Pica especula que tal proibição se deveu ao facto de eles permitirem a visualização, e representarem, o conceito de cooperação. Durante a apresentação de A∩B∩C no Museu Tamayo, as performances foram documentadas fotograficamente em filme a preto e branco, médium inadequado para registar as cores das formas de acrílico, bem como das suas interseções. São estas fotos que estão na origem do conjunto de esculturas agora apresentado pela primeira vez em Memorial for intersections. Constituindo-se como exercícios de subjetividade, uma vez que Pica tem que imaginar as cores das formas, irremediavelmente perdidas no processo de documentação, estes memoriais sugerem histórias de vanguardas e abstrações, de criação e queda de utopias. São memoriais a momentos efémeros, a episódios e imagens que duraram apenas segundos, onde as formas não apenas representaram como criaram, efetivamente, a cooperação entre indivíduos.
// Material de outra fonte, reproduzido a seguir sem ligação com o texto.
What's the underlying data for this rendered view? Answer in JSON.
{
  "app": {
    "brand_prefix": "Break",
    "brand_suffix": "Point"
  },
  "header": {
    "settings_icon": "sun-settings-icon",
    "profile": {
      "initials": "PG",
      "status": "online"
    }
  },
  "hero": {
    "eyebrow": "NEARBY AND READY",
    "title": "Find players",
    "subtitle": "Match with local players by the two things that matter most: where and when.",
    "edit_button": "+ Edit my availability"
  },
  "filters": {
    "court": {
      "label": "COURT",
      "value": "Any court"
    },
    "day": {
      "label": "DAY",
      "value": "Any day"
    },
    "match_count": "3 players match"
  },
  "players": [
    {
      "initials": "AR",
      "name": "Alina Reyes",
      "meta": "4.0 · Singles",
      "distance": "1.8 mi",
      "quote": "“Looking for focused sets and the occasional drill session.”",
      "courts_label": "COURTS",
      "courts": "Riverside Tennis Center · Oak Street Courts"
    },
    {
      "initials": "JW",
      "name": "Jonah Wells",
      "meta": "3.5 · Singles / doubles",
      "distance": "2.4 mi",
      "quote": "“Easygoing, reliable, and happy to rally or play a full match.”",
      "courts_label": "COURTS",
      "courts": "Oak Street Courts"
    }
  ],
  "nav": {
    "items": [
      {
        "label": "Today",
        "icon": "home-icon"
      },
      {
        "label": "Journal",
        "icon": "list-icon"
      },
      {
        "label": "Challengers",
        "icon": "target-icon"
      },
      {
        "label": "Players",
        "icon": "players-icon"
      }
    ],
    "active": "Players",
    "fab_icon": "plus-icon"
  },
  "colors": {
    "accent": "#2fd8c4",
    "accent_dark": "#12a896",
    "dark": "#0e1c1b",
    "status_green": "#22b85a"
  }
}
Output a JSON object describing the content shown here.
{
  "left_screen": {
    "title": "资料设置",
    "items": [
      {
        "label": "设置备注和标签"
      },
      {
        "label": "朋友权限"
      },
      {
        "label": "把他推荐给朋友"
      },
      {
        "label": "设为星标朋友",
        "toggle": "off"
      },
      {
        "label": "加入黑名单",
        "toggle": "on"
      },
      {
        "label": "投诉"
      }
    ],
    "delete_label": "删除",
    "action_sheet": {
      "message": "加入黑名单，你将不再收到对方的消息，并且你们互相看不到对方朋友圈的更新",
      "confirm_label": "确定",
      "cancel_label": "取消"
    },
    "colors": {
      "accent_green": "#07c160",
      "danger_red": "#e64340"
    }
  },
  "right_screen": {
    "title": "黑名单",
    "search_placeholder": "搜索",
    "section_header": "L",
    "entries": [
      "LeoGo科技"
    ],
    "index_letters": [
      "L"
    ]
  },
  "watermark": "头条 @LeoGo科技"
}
Amalia Pica nasceu em Neuquén, Argentina em 1978. Vive e trabalha em Londres. Uma seleção das suas exposições individuais inclui: Herald St, Londres (2013); Galerie Johann Konig, Berlim (2013); List Visual Arts Center, MIT e Museum of Contemporary Art (MCA) Chicago (2013); Kunsthalle St Gallen (2012); Modern Art Oxford (2012); Chisenhale Gallery, Londres (2012); University of Michigan Museum of
Art, Ann Arbor (2011); Microphones, SKOR, Inkijk, Amsterdão (2011); Malmo Konsthall, (2010); Galerie Diana Stigter, Amesterdão (2010); ALONGSIDE (two person with Leonor Antunes) MARC FOXX, Los Angeles (2009); Robinson Crusoe, Centro Cultural Montehermoso, Vitoria-Gasteiz (2008). Uma seleção das exposições coletivas em que participou inclui When Attitudes Became Form Became Attitudes, Museum of Contemporary Art Detroit e CCA Wattis, São Francisco (2013); Artificial Amsterdam, de Appel Arts Centre, Amsterdão (2013); Ruins in Reverse, Tate Modern Project Space, Londres e Museo de Arte de Lima (2013); Au Loin, une ile!, Foundation Ricard, Paris e FRAC Bordeaux (2012); ILLUMInations, 54ª Bienal de Veneza (2011); Unresolved circumstances: video art from Latin America, The Museum of Latin American Art, Long Beach (2011); Weltraum/Space, About a Dream, Kunsthalle Wien, Viena (2011); Testing Ground, Zabludowicz Collection London, Londres (2011); With Words Like Smoke, Chelsea Space, Londres (2010); Buen viaje, Hayward Gallery, Londres (2010); Every version belongs to the myth, Project Arts Center, Dublin (2009); Pete and repeat, Zabludowicz Collection project space, Londres (2009); Word Event Kunsthalle Basel, Basileia (2008); Drawing typologies, Stedelijk Museum, Amsterdão (2007). Foi recentemente, selecionada para o prémio Future Generation Art Prize 2012, um dos prémios internacionais para artistas emergentes mais importante.